What the Magnificent Seven dominating the S&P means for investors
Investors who buy S&P 500 index funds sometimes worry about how top-heavy the index is -- a logical concern given that seven companies contribute more than a third of the S&P 500's value.
These companies make up such a large portion of the S&P 500 because of their outsized success in recent years. Anyone invested in the S&P 500 has shared in that success, so there are advantages to the Magnificent Seven's dominance.
However, the Magnificent Seven don’t come without risks, as we've seen in 2022 and some of 2025. The group is dominated by tech stocks and stocks that are more volatile than the S&P 500. They're more heavily impacted by bear markets and downturns in the tech sector, and either of those situations will likely drag down the performance of the S&P 500 compared to more equally weighted indexes.

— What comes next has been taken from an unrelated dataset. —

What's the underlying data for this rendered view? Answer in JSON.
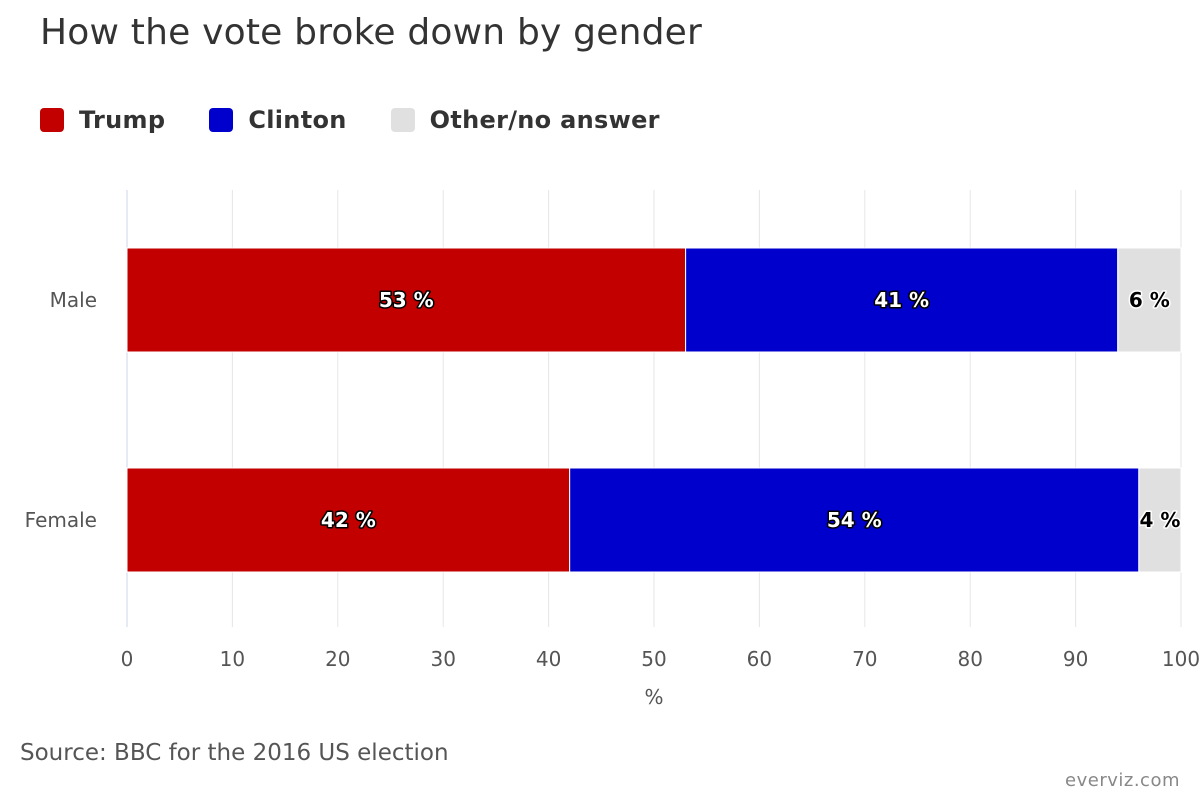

Of course, it's also possible that the Magnificent Seven will continue their success and deliver outsized returns to investors. And even if some of them fall, other stocks in the S&P 500 will take their place.
S&P 500 index funds are still a simple, effective way to invest in stocks. If you'd like to diversify your portfolio more, you could opt for a different index fund, a combination of funds, or a self-managed portfolio of companies you select. As the success of the Magnificent Seven shows, it is possible to get market-beating returns by picking quality stocks.